Abstract

Persistent problems feature prominently in transition management and system innovation literature. They serve both as a point of departure, and as justification for the contention that a system innovation is needed. The concept ‘persistent problem’ however is underdeveloped; it is used to label (symptoms of) problems that appear to be complex, uncertain, difficult to manage, and difficult to grasp, but as such provides no way for unravelling how the persistence of these problems actually works. A better understanding can help new practices, like niche-innovations, to overcome enduring problems, contributing to a transition or system innovation. Drawing on the work of Giddens and others, this paper proposes a conceptualisation that can be used to identify and unravel persistent problems. The conceptual framework is built on the notion of systemic reproduction, and further operationalised by iteratively combining a historically informed system analysis with an actor-guided system analysis.

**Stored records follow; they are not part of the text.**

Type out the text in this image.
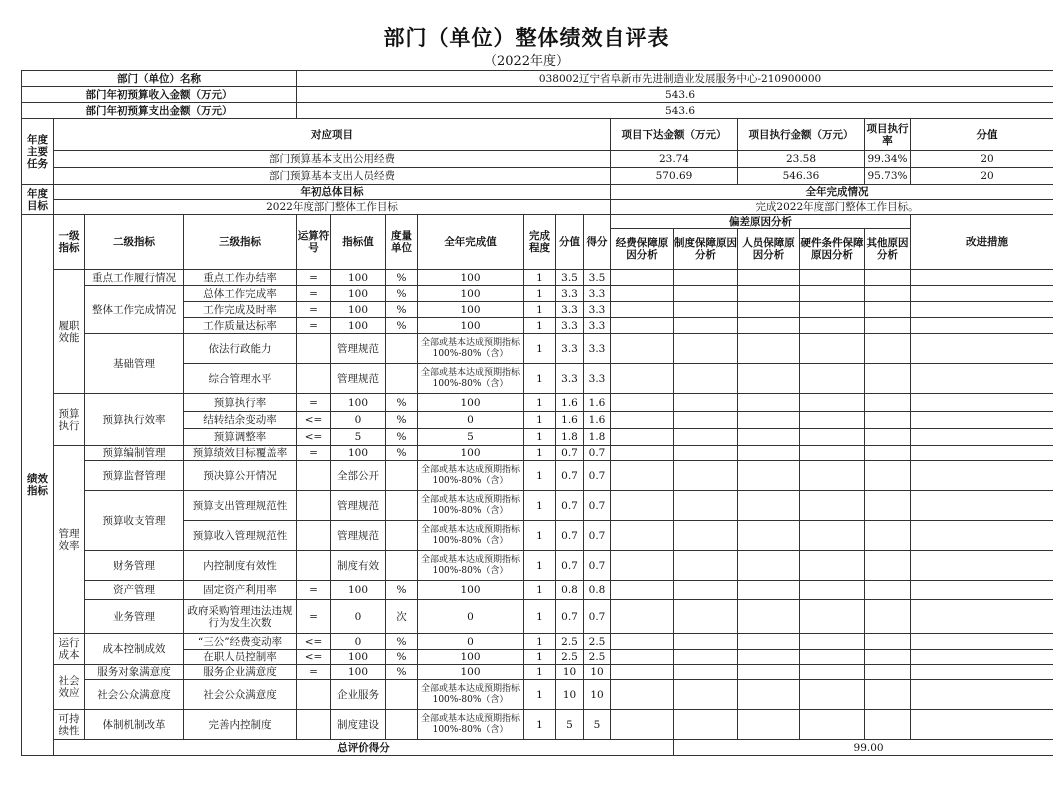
部门（单位）整体绩效自评表
（2022年度）
部门（单位）名称				038002辽宁省阜新市先进制造业发展服务中心-210900000													
部门年初预算收入金额（万元）				543.6													
部门年初预算支出金额（万元）				543.6													
年度主要任务	对应项目										项目下达金额（万元）		项目执行金额（万元）		项目执行率	分值	
	部门预算基本支出公用经费										23.74		23.58		99.34%	20	
	部门预算基本支出人员经费										570.69		546.36		95.73%	20	
年度目标	年初总体目标										全年完成情况						
	2022年度部门整体工作目标										完成2022年度部门整体工作目标。						
绩效指标	一级指标	二级指标	三级指标	运算符号	指标值	度量单位	全年完成值	完成程度	分值	得分	偏差原因分析					改进措施	
											经费保障原因分析	制度保障原因分析	人员保障原因分析	硬件条件保障原因分析	其他原因分析		
	履职效能	重点工作履行情况	重点工作办结率	=	100	%	100	1	3.5	3.5							
		整体工作完成情况	总体工作完成率	=	100	%	100	1	3.3	3.3							
			工作完成及时率	=	100	%	100	1	3.3	3.3							
			工作质量达标率	=	100	%	100	1	3.3	3.3							
		基础管理	依法行政能力		管理规范		全部或基本达成预期指标100%-80%（含）	1	3.3	3.3							
			综合管理水平		管理规范		全部或基本达成预期指标100%-80%（含）	1	3.3	3.3							
	预算执行	预算执行效率	预算执行率	=	100	%	100	1	1.6	1.6							
			结转结余变动率	<=	0	%	0	1	1.6	1.6							
			预算调整率	<=	5	%	5	1	1.8	1.8							
	管理效率	预算编制管理	预算绩效目标覆盖率	=	100	%	100	1	0.7	0.7							
		预算监督管理	预决算公开情况		全部公开		全部或基本达成预期指标100%-80%（含）	1	0.7	0.7							
		预算收支管理	预算支出管理规范性		管理规范		全部或基本达成预期指标100%-80%（含）	1	0.7	0.7							
			预算收入管理规范性		管理规范		全部或基本达成预期指标100%-80%（含）	1	0.7	0.7							
		财务管理	内控制度有效性		制度有效		全部或基本达成预期指标100%-80%（含）	1	0.7	0.7							
		资产管理	固定资产利用率	=	100	%	100	1	0.8	0.8							
		业务管理	政府采购管理违法违规行为发生次数	=	0	次	0	1	0.7	0.7							
	运行成本	成本控制成效	“三公”经费变动率	<=	0	%	0	1	2.5	2.5							
			在职人员控制率	<=	100	%	100	1	2.5	2.5							
	社会效应	服务对象满意度	服务企业满意度	=	100	%	100	1	10	10							
		社会公众满意度	社会公众满意度		企业服务		全部或基本达成预期指标100%-80%（含）	1	10	10							
	可持续性	体制机制改革	完善内控制度		制度建设		全部或基本达成预期指标100%-80%（含）	1	5	5							
	总评价得分											99.00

The historically informed analysis focuses on features that are exactly the strongholds of the current system, but are said to have negative side effects. In concurrence with that, the systemic reproduction of these negative side effects can be unravelled by analysing how new practices shape their agency in relation to their direct environment. A persistent problem then is a systemically reproduced negative side effect of a success factor of the system in focus. The operationalisation brings the conceptual framework to the actor level, and opens up possibilities for investigating how systemically embedded problems manifest themselves in the daily practice of actors that try to take on enduring problems. In the second part of the paper, this approach is illustrated by using it to unravel problems of tenability of the Dutch health care system. A historically informed analysis is integrated with an analysis of a new practice in health care that deals with patients who suffer from medically unexplained physical symptoms.